When Israeli filmmaker Ari Folman set out to make the animated documentary Waltz With Bashir, his father warned him not to do it.
The movie documents Folman's effort to fill in the holes and piece together his unit's role in the massacre of Palestinians at the Sabra and Chatila refugee camps during Israel's 1982 invasion of Lebanon and the siege of Beirut. Israel's Lebanese Christian allies, the Christian Phalangists, killed the refugees, but Israeli generals engineered it and Israeli soldiers — like Folman — assisted them.
Folman tells NPR's Robert Siegel that his father said "everyone would be furious" about the film, which does not offer a heroic view of the Israeli Army, and that Folman would be "hounded by the government for years."
But Folman went forward with it — as sort of a way of rebelling, he says — in part to convince teenagers to stay away from war.
"For me, it was very essential to bring young audiences to the theaters to watch the film because I thought that if this film could influence even one teenager making the decision not to go the war, it doesn't matter where I did my job, I earned it," Folman says. "All wars are useless ... and sometimes in films we tend to glorify them by making all of those great characters and they show you it's all about bravery and brotherhood of man.
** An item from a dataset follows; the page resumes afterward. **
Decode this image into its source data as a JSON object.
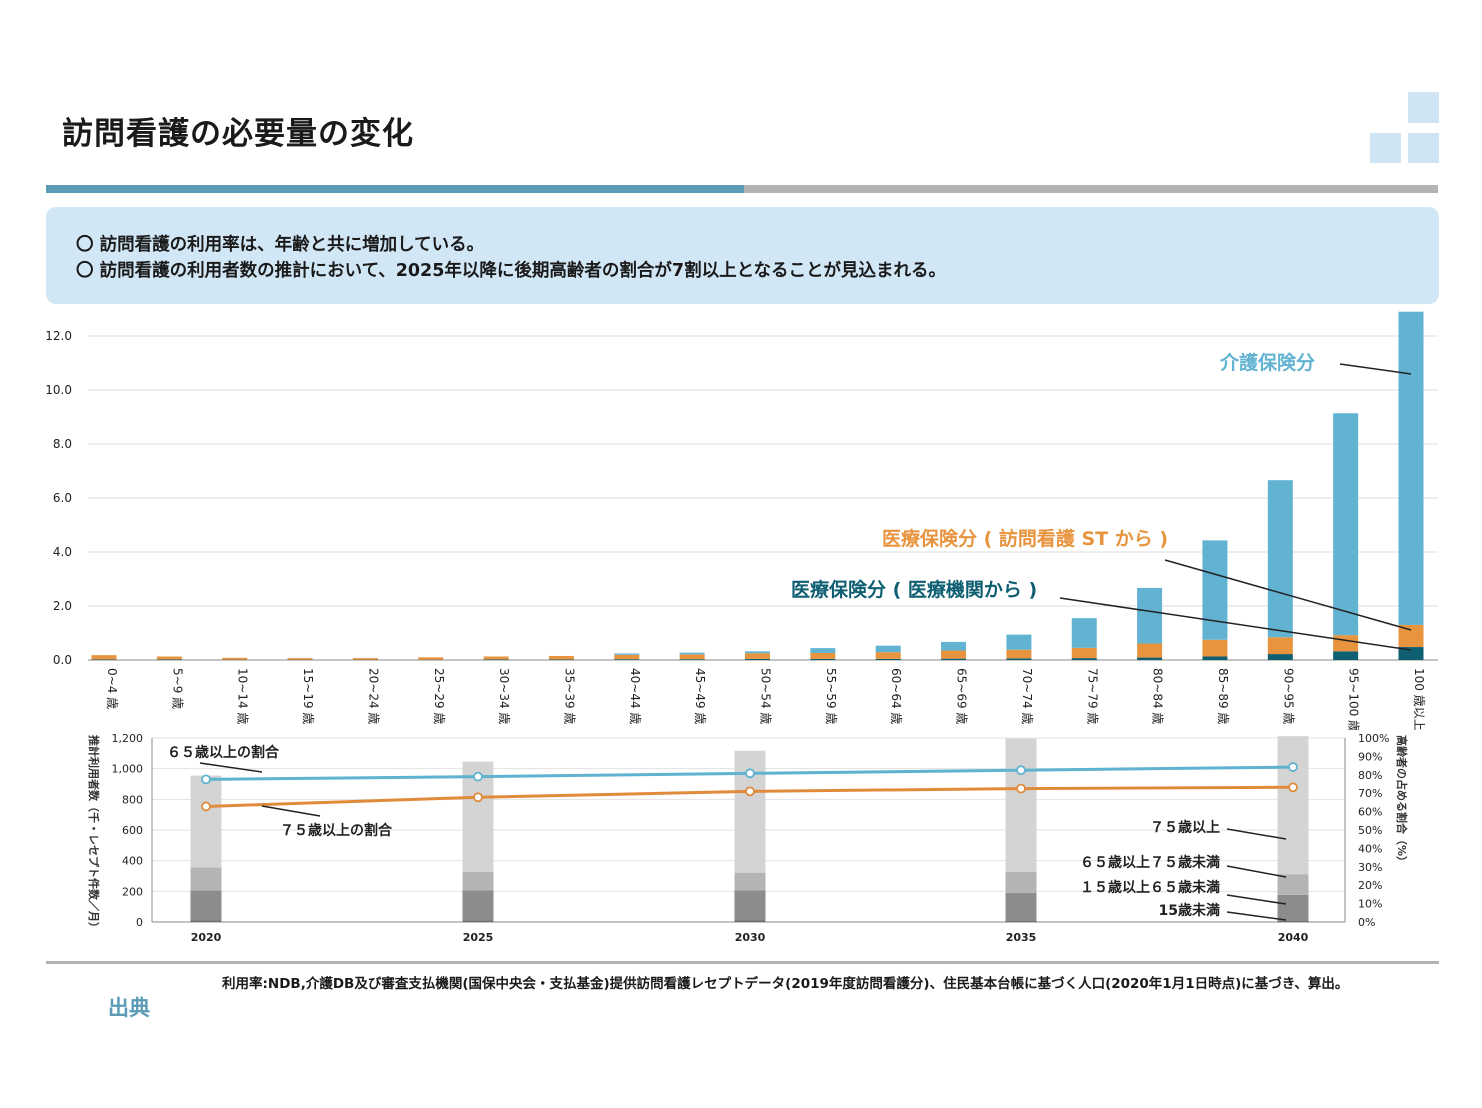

And I don't believe in that."
Folman specifically used animation to tell the story, he says, because it gave him creative freedom to move from one dimension to another — "from reality to dreams to subconscious issues to hallucinations to drug influences to war, which is probably the most surreal thing on earth," he says.
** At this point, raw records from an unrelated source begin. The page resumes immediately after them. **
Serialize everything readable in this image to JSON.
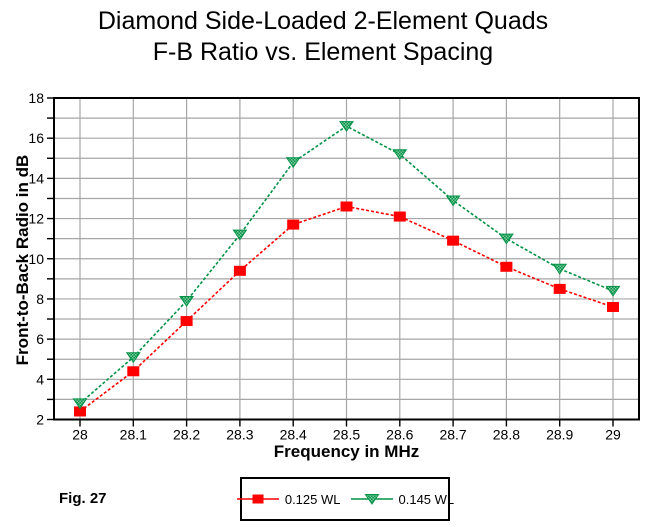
{
  "title": {
    "line1": "Diamond Side-Loaded 2-Element Quads",
    "line2": "F-B Ratio vs. Element Spacing"
  },
  "figure_label": "Fig. 27",
  "chart_data": {
    "type": "line",
    "title": "Diamond Side-Loaded 2-Element Quads",
    "subtitle": "F-B Ratio vs. Element Spacing",
    "xlabel": "Frequency in MHz",
    "ylabel": "Front-to-Back Radio in dB",
    "x": [
      28.0,
      28.1,
      28.2,
      28.3,
      28.4,
      28.5,
      28.6,
      28.7,
      28.8,
      28.9,
      29.0
    ],
    "x_tick_labels": [
      "28",
      "28.1",
      "28.2",
      "28.3",
      "28.4",
      "28.5",
      "28.6",
      "28.7",
      "28.8",
      "28.9",
      "29"
    ],
    "xlim": [
      28,
      29
    ],
    "ylim": [
      2,
      18
    ],
    "y_major_step": 2,
    "y_minor_step": 1,
    "grid": true,
    "legend_position": "bottom-center",
    "series": [
      {
        "name": "0.125 WL",
        "marker": "square",
        "color": "#ff0000",
        "values": [
          2.4,
          4.4,
          6.9,
          9.4,
          11.7,
          12.6,
          12.1,
          10.9,
          9.6,
          8.5,
          7.6
        ]
      },
      {
        "name": "0.145 WL",
        "marker": "triangle-down",
        "color": "#009245",
        "values": [
          2.8,
          5.1,
          7.9,
          11.2,
          14.8,
          16.6,
          15.2,
          12.9,
          11.0,
          9.5,
          8.4
        ]
      }
    ]
  },
  "colors": {
    "background": "#ffffff",
    "grid": "#a6a6a6",
    "axis": "#000000",
    "text": "#000000",
    "series1": "#ff0000",
    "series2": "#009245"
  }
}
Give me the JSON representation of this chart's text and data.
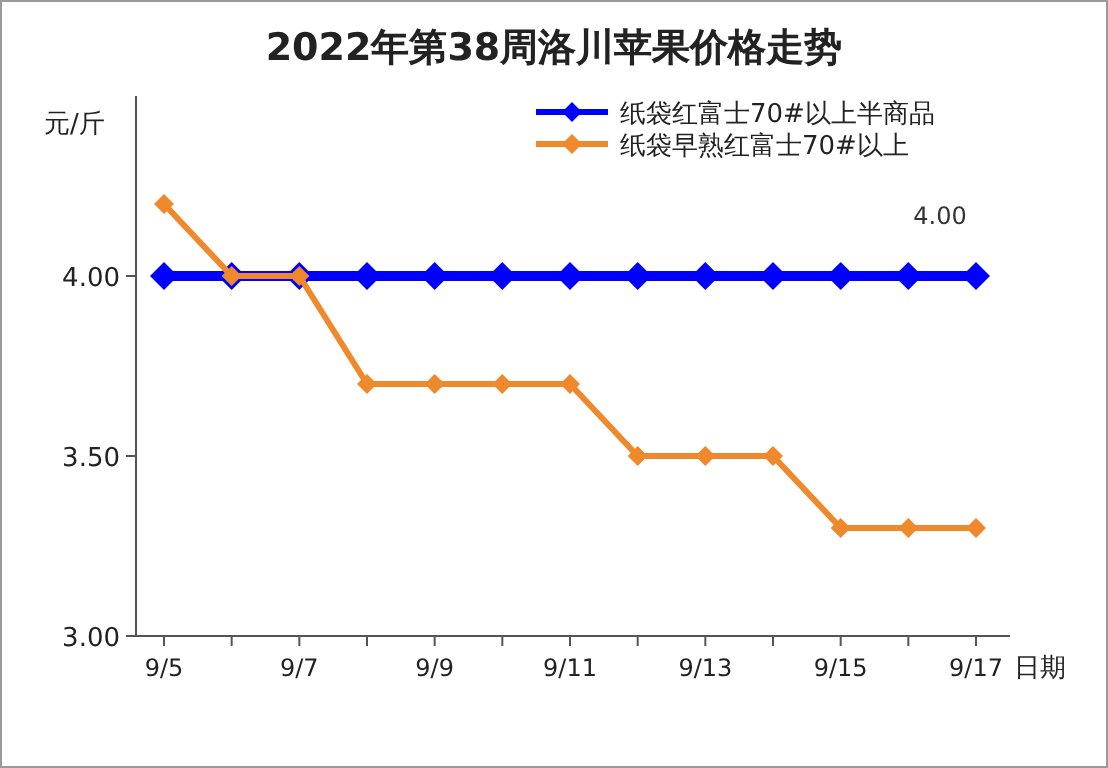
{
  "chart_data": {
    "type": "line",
    "title": "2022年第38周洛川苹果价格走势",
    "xlabel": "日期",
    "ylabel": "元/斤",
    "categories": [
      "9/5",
      null,
      "9/7",
      null,
      "9/9",
      null,
      "9/11",
      null,
      "9/13",
      null,
      "9/15",
      null,
      "9/17"
    ],
    "series": [
      {
        "name": "纸袋红富士70#以上半商品",
        "color": "#0000ff",
        "values": [
          4.0,
          4.0,
          4.0,
          4.0,
          4.0,
          4.0,
          4.0,
          4.0,
          4.0,
          4.0,
          4.0,
          4.0,
          4.0
        ],
        "value_labels": [
          null,
          null,
          null,
          null,
          null,
          null,
          null,
          null,
          null,
          null,
          null,
          null,
          "4.00"
        ]
      },
      {
        "name": "纸袋早熟红富士70#以上",
        "color": "#f0882c",
        "values": [
          4.2,
          4.0,
          4.0,
          3.7,
          3.7,
          3.7,
          3.7,
          3.5,
          3.5,
          3.5,
          3.3,
          3.3,
          3.3
        ]
      }
    ],
    "ylim": [
      3,
      4.5
    ],
    "yticks": [
      {
        "value": 3,
        "label": "3.00"
      },
      {
        "value": 3.5,
        "label": "3.50"
      },
      {
        "value": 4,
        "label": "4.00"
      }
    ],
    "legend": "top right",
    "marker": "diamond",
    "line_style": "solid"
  }
}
An emotion that's depicted strongly in the movie is a sense of fear among the Israeli soldiers.
"You're very young and you're totally clueless," Folman says. "The fear is that you don't know if you'll live the next day. And you don't have any decisions that can change it."
Along with reconstructing memory, one of the main points of the movie is chronology, Folman says. During the mass killings, Israeli soldiers like Folman launched flares to assist the Christian Phalangists.
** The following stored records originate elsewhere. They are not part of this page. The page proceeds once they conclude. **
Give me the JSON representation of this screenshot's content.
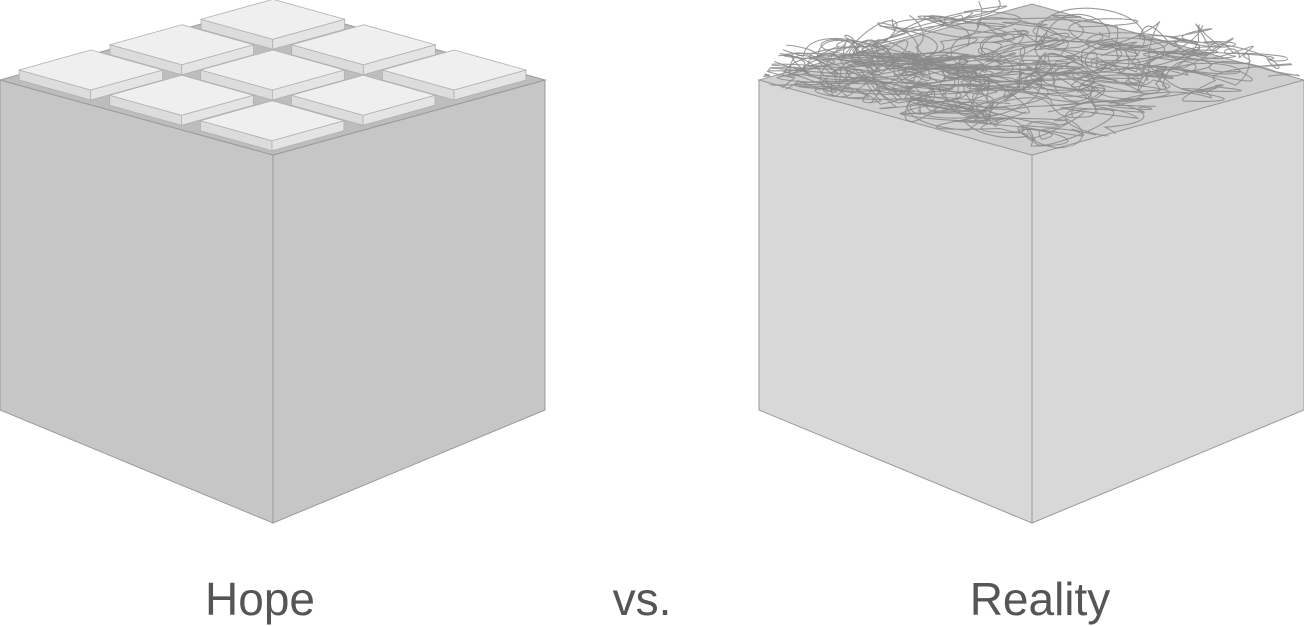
{
  "captions": {
    "hope": "Hope",
    "versus": "vs.",
    "reality": "Reality"
  },
  "colors": {
    "text": "#555555",
    "hope_box_side": "#c6c6c6",
    "hope_box_top_rim": "#bdbdbd",
    "hope_tile_face": "#efefef",
    "reality_box_side": "#d8d8d8",
    "reality_box_top": "#cfcfcf",
    "tangle_line": "#8a8a8a",
    "edge": "#9a9a9a"
  },
  "icons": {
    "hope": "neatly-packed-box-icon",
    "reality": "tangled-box-icon"
  }
}
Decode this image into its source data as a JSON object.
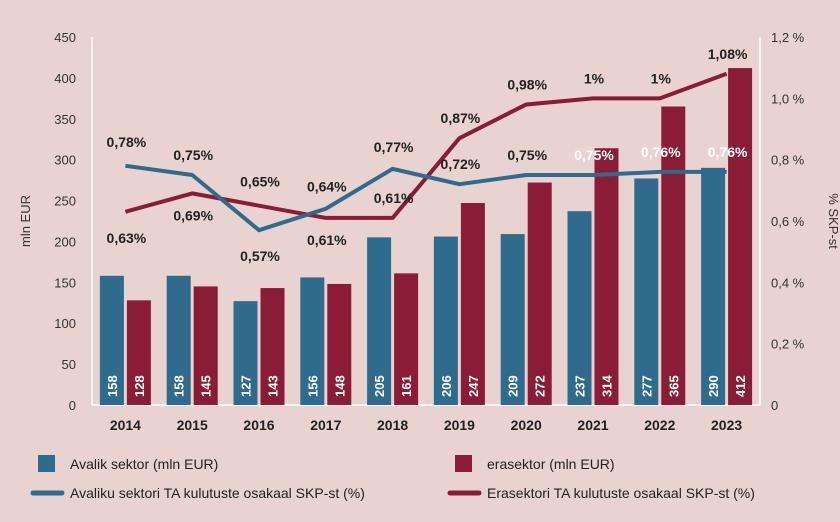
{
  "chart_data": {
    "type": "bar",
    "categories": [
      "2014",
      "2015",
      "2016",
      "2017",
      "2018",
      "2019",
      "2020",
      "2021",
      "2022",
      "2023"
    ],
    "ylabel": "mln EUR",
    "y2label": "% SKP-st",
    "ylim": [
      0,
      450
    ],
    "y2lim": [
      0,
      1.2
    ],
    "y_ticks": [
      "0",
      "50",
      "100",
      "150",
      "200",
      "250",
      "300",
      "350",
      "400",
      "450"
    ],
    "y2_ticks": [
      "0",
      "0,2 %",
      "0,4 %",
      "0,6 %",
      "0,8 %",
      "1,0 %",
      "1,2 %"
    ],
    "colors": {
      "public": "#2e6b8c",
      "private": "#8a1c35"
    },
    "series": [
      {
        "name": "Avalik sektor (mln EUR)",
        "kind": "bar",
        "axis": "left",
        "values": [
          158,
          158,
          127,
          156,
          205,
          206,
          209,
          237,
          277,
          290
        ],
        "labels": [
          "158",
          "158",
          "127",
          "156",
          "205",
          "206",
          "209",
          "237",
          "277",
          "290"
        ]
      },
      {
        "name": "erasektor (mln EUR)",
        "kind": "bar",
        "axis": "left",
        "values": [
          128,
          145,
          143,
          148,
          161,
          247,
          272,
          314,
          365,
          412
        ],
        "labels": [
          "128",
          "145",
          "143",
          "148",
          "161",
          "247",
          "272",
          "314",
          "365",
          "412"
        ]
      },
      {
        "name": "Avaliku sektori TA kulutuste osakaal SKP-st (%)",
        "kind": "line",
        "axis": "right",
        "values": [
          0.78,
          0.75,
          0.57,
          0.64,
          0.77,
          0.72,
          0.75,
          0.75,
          0.76,
          0.76
        ],
        "labels": [
          "0,78%",
          "0,75%",
          "0,57%",
          "0,64%",
          "0,77%",
          "0,72%",
          "0,75%",
          "0,75%",
          "0,76%",
          "0,76%"
        ]
      },
      {
        "name": "Erasektori TA kulutuste osakaal SKP-st (%)",
        "kind": "line",
        "axis": "right",
        "values": [
          0.63,
          0.69,
          0.65,
          0.61,
          0.61,
          0.87,
          0.98,
          1.0,
          1.0,
          1.08
        ],
        "labels": [
          "0,63%",
          "0,69%",
          "0,65%",
          "0,61%",
          "0,61%",
          "0,87%",
          "0,98%",
          "1%",
          "1%",
          "1,08%"
        ]
      }
    ],
    "legend_position": "bottom",
    "grid": false
  }
}
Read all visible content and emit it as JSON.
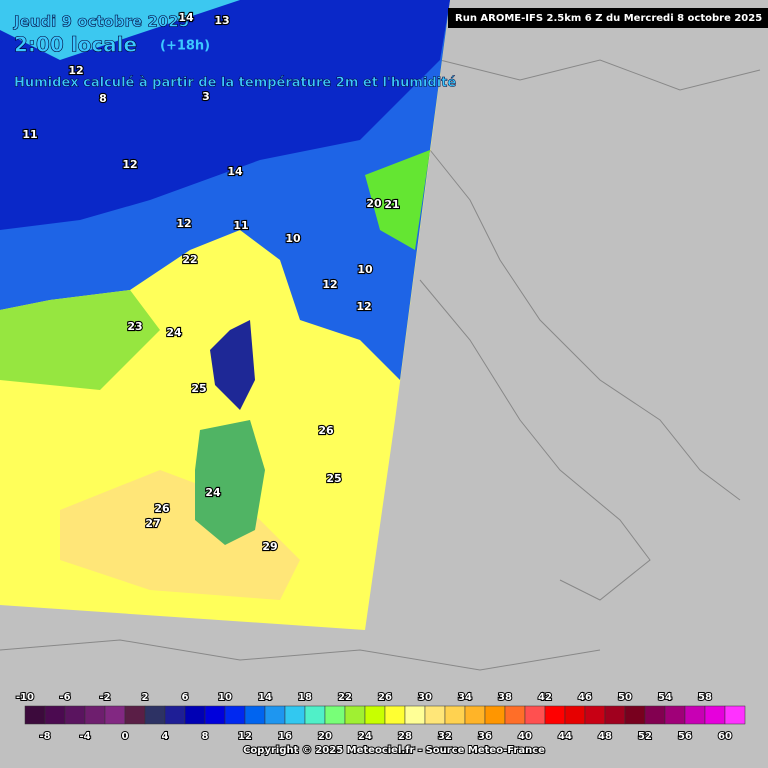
{
  "header": {
    "date": "Jeudi 9 octobre 2025",
    "time": "2:00 locale",
    "lead": "(+18h)",
    "description": "Humidex calculé à partir de la température 2m et l'humidité",
    "run": "Run AROME-IFS 2.5km 6 Z du Mercredi 8 octobre 2025"
  },
  "map_labels": [
    23,
    24,
    25,
    26,
    25,
    27,
    26,
    29,
    24,
    22,
    12,
    11,
    10,
    10,
    12,
    12,
    21,
    20,
    14,
    8,
    12,
    14,
    11,
    3,
    12,
    13
  ],
  "legend": {
    "values": [
      -10,
      -8,
      -6,
      -4,
      -2,
      0,
      2,
      4,
      6,
      8,
      10,
      12,
      14,
      16,
      18,
      20,
      22,
      24,
      26,
      28,
      30,
      32,
      34,
      36,
      38,
      40,
      42,
      44,
      46,
      48,
      50,
      52,
      54,
      56,
      58,
      60
    ],
    "colors": [
      "#3c0a3c",
      "#4b0a50",
      "#5a145f",
      "#6e1e6e",
      "#822882",
      "#5a1e46",
      "#2d3264",
      "#1e1e96",
      "#0000b4",
      "#0000dc",
      "#0028f0",
      "#0064f0",
      "#1e96f0",
      "#32c8f0",
      "#50f0c8",
      "#78ff78",
      "#a0f032",
      "#c8ff00",
      "#ffff32",
      "#ffff96",
      "#ffe678",
      "#ffd250",
      "#ffb428",
      "#ff9600",
      "#ff6e28",
      "#ff5050",
      "#ff0000",
      "#e60000",
      "#c80014",
      "#a0001e",
      "#78001e",
      "#820050",
      "#a00078",
      "#c800b4",
      "#e600dc",
      "#ff32ff"
    ]
  },
  "footer": {
    "copyright": "Copyright © 2025 Meteociel.fr - Source Meteo-France"
  }
}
"For us what happened during the massacre in the camp was something that was taken out of our systems because we are not eyewitnessing it," Folman says. "We did ourselves an easy life by saying we didn't know that it was going on. The responsibility was much more a government issue, and us as common soldiers, we were clueless."
But when did the Israeli soldiers realize their role in the massacres? This is something Folman aimed to address.
"When do you realize everything you hear and see ... second- and third-hand information, when do you put everything into one frame and you say, 'OK, there is something very bad, there is mass murder going on just around the hill,'" he says. "And then what do you do in order to prevent it? It's more about chronology of events than about anything else."
To Folman's surprise, the film was received "too well" in Israel.
"I was expecting at least a kind of debate — at least a controversy, something," Folman says. "And then I was hugged dearly by all of the political spectrum, the government took it as a project and they keep sending the film all over the world on their expense. I considered myself this really cool rebel and now I'm the government's darling, so it's kind of problematic for me."
He says the experience shows that Israel is a tolerant country and "in Israel you can say whatever you like." And he kind of enjoys the attention.
"In a way I'm sorry that my father doesn't live to see it," Folman says.